"Now is not a moment to talk about my future." That's Mauricio Pochettino after a 4-1 dismantling at the hands of Belgium in the Round of 16 — a result that raises legitimate questions about what his two-year tenure actually achieved.
His contract expires with the tournament. The U.S. Soccer Federation and Pochettino both now have to decide whether they want to continue a working relationship that produced a respectable but ultimately hollow World Cup run on home soil.
The numbers are fine. The ceiling is the problem.
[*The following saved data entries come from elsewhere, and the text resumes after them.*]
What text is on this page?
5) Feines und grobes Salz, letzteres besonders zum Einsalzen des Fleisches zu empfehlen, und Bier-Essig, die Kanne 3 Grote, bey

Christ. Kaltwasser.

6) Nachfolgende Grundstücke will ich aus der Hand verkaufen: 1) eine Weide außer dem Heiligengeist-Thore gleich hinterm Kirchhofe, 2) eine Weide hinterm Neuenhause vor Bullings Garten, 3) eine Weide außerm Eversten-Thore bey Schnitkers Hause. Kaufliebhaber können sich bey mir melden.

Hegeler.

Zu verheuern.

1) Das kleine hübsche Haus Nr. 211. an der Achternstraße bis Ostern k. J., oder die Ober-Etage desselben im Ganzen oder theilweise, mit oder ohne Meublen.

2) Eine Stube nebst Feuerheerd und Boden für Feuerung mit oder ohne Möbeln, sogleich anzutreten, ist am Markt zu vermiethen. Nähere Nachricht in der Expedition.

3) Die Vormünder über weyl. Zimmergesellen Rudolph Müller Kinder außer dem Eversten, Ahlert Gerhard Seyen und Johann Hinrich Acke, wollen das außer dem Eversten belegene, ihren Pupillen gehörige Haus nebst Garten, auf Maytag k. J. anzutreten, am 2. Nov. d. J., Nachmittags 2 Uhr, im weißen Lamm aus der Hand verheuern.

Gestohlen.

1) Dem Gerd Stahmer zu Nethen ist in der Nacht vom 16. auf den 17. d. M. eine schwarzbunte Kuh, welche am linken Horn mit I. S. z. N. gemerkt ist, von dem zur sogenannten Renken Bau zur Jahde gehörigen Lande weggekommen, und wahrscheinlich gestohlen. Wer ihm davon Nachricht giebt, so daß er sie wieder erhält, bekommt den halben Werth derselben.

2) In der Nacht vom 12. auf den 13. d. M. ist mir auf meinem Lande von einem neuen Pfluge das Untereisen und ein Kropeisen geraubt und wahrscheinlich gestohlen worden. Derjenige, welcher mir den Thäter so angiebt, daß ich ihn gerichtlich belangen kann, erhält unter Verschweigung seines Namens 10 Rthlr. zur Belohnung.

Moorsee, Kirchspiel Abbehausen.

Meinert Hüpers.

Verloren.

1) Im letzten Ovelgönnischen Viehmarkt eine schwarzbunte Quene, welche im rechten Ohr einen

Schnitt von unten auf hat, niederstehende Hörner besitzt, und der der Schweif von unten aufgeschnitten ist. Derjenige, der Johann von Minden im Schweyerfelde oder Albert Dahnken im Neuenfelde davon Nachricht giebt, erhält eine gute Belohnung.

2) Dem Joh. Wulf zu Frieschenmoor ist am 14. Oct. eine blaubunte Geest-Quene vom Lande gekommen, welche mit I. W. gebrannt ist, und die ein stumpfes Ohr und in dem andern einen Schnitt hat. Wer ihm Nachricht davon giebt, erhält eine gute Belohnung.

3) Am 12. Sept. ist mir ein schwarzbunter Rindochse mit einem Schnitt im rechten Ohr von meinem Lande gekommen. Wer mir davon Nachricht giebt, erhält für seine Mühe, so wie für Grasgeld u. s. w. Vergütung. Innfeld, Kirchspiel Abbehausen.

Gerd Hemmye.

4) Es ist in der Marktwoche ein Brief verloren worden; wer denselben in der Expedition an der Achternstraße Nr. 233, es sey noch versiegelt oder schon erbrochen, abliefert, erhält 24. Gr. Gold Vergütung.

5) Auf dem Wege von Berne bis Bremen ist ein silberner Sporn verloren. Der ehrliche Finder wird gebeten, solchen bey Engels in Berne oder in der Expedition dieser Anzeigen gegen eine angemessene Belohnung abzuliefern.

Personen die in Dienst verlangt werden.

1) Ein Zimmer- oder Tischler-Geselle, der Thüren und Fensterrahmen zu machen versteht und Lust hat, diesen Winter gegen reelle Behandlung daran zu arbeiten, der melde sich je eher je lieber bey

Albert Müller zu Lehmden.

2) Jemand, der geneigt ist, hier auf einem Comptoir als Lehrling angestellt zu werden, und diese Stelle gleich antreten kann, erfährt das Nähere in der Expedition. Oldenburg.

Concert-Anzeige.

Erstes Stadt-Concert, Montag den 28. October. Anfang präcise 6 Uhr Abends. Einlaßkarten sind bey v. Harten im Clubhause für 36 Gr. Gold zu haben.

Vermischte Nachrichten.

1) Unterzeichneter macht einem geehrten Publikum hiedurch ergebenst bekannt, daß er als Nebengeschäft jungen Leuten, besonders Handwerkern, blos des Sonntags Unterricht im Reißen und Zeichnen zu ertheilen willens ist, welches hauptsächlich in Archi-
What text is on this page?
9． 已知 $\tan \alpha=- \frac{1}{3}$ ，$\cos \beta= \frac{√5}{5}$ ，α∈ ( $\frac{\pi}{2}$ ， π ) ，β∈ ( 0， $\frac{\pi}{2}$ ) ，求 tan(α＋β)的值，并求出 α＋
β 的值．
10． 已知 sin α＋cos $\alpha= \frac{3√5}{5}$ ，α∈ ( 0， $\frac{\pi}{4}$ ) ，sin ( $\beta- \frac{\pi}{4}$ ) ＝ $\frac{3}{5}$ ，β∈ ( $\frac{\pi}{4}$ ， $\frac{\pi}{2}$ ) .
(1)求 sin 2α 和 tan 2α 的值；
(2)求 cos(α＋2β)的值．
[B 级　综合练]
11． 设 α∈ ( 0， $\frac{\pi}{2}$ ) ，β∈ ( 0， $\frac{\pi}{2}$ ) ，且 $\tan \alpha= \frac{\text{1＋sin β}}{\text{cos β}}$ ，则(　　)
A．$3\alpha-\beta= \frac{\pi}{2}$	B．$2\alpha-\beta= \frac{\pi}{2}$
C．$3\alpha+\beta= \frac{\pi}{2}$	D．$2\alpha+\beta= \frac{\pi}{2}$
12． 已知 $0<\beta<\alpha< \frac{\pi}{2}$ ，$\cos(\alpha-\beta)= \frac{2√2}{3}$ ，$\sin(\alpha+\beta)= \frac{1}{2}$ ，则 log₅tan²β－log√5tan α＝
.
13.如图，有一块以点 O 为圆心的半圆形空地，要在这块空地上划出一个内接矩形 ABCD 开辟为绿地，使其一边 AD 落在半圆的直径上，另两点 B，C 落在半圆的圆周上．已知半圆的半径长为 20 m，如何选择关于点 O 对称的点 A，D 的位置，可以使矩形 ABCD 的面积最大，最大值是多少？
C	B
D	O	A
Pochettino finishes with a 17-2-12 record across 31 matches, averaging 1.77 points per game — fourth among USMNT coaches with 30+ games, behind Berhalter, Arena, and Klinsmann. He earned around $6 million per year, making him the third-highest-paid men's international coach in the world at the time, behind Brazil's Carlo Ancelotti ($11.3 million) and former Germany boss Julian Nagelsmann ($7.9 million).
But the Belgium game exposed what the group stage obscured. The USMNT played a soft draw, beat the teams they were supposed to beat, and then ran into a Red Devils side that — by their own historical standards — was underwhelming. Rudi Garcia adjusted tactically and neutralised everything the U.S. had. Pochettino didn't find an answer. That's a problem you can't paper over with pool play results.
Whether that failure belongs to Pochettino or to the limitations of the roster is genuinely unclear. The U.S. has talent. It doesn't yet have the depth or the mentality to hurt elite opposition when the game matters most. Whether a different coach changes that is the real question.
Who's in the frame if he walks?
The dream candidate is Pep Guardiola, who departed Manchester City after an 11-year run. Getting him would be a statement hire — the kind that shifts perception of the programme overnight. Whether he'd want it is another matter entirely.
Jurgen Klopp is linked heavily to the vacant Germany job, but if that doesn't materialise, the USMNT could make a credible pitch. His gegenpressing system suits a squad built around athletic, high-energy players like Tyler Adams, Weston McKennie, and Folarin Balogun. The fit is obvious on paper.
More realistic targets include:
- Pellegrino Matarazzo — U.S.-born, recently won his first trophy with Real Sociedad, and understands both American football culture and European tactical demands.
- Steve Cherundolo — Built LAFC into an MLS powerhouse before departing in 2025. Knows the domestic player pool better than almost anyone.
- Lee Carsley — Currently running England's U-21 setup, though he's a strong internal candidate for the senior Three Lions role whenever Thomas Tuchel's tenure ends.
- Gareth Southgate and Wilfried Nancy — Both were linked before Pochettino's appointment in 2024. Their stock has dipped since.
Pochettino, for his part, has leverage. His track record at Southampton, Tottenham, and PSG means club offers will emerge. He's 54, not finished, and there's no shortage of European jobs that would take him. The federation may find it has less say in this decision than it would like.
"In the next weeks, we can start to talk if the federation wants to talk," he said. That's not a man burning to stay. It's a man keeping his options open.